Wie ist dem zu begegnen? Anders ausgedrückt: Wie können bestehende Positionen des Unternehmens im Verwertungsmarkt gesichert sowie der Erfolg der Distribution gerade auch deutscher Produktionen verstärkt in weitere Märkte ausgeweitet werden?
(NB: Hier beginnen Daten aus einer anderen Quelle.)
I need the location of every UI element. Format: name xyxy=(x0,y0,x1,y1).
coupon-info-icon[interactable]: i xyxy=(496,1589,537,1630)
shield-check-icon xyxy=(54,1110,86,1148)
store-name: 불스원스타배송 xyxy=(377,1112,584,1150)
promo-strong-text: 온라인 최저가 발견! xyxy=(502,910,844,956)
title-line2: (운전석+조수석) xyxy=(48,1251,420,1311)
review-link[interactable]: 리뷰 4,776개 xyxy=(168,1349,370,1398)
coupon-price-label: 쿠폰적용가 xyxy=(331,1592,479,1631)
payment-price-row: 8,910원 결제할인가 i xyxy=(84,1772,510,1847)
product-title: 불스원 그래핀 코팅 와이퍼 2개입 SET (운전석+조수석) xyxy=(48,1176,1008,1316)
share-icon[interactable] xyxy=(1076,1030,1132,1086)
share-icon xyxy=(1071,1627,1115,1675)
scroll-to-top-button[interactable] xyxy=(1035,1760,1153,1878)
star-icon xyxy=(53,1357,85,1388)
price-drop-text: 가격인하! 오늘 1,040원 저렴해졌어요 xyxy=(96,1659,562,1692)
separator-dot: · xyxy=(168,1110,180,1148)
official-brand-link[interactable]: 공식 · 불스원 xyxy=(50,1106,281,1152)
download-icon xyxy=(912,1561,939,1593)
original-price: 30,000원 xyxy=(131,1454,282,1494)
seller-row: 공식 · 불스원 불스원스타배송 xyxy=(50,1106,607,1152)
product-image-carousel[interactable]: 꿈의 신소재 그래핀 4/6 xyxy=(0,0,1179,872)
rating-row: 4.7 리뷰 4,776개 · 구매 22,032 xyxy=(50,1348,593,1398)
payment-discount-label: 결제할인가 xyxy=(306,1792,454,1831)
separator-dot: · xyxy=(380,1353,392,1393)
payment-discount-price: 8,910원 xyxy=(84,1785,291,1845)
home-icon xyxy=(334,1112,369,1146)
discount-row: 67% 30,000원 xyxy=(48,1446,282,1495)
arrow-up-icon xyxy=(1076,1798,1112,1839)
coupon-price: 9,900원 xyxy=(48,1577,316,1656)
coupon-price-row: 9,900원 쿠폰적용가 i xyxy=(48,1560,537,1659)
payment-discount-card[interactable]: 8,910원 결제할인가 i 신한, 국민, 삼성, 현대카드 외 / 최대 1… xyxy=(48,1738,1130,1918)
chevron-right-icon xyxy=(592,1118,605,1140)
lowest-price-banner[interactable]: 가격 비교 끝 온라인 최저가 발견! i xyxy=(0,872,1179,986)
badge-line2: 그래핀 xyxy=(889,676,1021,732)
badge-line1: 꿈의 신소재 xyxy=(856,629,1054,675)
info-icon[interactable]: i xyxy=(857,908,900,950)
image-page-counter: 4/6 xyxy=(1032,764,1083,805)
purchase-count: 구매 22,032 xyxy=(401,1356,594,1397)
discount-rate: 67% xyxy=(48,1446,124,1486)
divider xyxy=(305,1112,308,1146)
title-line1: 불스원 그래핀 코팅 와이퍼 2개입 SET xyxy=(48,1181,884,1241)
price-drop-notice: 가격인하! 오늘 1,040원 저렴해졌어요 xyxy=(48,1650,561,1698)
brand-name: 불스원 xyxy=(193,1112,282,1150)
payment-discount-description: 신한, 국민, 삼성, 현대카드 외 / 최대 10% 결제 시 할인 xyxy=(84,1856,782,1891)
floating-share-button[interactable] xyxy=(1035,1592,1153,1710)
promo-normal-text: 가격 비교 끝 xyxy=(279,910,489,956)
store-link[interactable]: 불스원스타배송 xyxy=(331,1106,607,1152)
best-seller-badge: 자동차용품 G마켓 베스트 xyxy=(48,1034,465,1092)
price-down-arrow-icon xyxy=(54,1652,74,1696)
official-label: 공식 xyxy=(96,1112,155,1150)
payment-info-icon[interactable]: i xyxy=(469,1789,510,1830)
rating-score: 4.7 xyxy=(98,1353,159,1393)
Schauen wir zunächst auf das Feld der Nebenrechteverwertung: Seit Bestehen von ZDF Enterprises werden die Rechte für die Herstellung von Begleitprodukten (also Bücher, Merchandising-Produkte, CDs, DVDs und mehr) vermarktet. Mit diesen Produkten wird es in der Regel den Zuschauern ermöglicht, gegen ein angemessenes Entgelt ein physisches Erzeugnis als ergänzende und vertiefende Information zu ZDF‑Programmen zu erwerben. Mit Blick auf die technische Entwicklung unterliegt dabei insbesondere die Verwertung von audiovisuellen Konsumgütern einem geradezu radikalen Wandel. Es gibt unter Fachleuten und Marktteilnehmern keinen vernünftigen Zweifel: In zunehmendem Maße wird das elektronische Downloaden Video on Demand (VoD), Electronic Sell Through (EST) von Bewegtbild in erheblichem Umfang den Erwerb von haptischen Produkten (DVD-Kauf) ersetzen. Für die Interessenten an derartigen Produkten und für die Zuschauer des Senders bietet sich auf diesem dem klassischen Kauf von DVDs entsprechenden (und diesen innerhalb der nächsten Jahre zumindest teilweise substituierenden) Weg die Möglichkeit, ZDF-Programme einfacher und gegebenenfalls sogar kostengünstiger zu erwerben. Außerdem wird es möglich sein, über einen solchen Dienst auch diejenigen Genres und Formensprachen anzubieten, für die sich aus wirtschaftlichen (weil hohe Ini-tialkosten erfordernden) und technischen Gründen die Veröffentlichung eines physischen Produkts bisher nicht lohnt. Dies bedeutet, dass Zuschauern zu vergleichbar geringen Kosten ein zusätzlicher Service angeboten werden kann, in dem auch Nischen- und Special-Interest-Programme allgemein zugänglich gemacht werden können.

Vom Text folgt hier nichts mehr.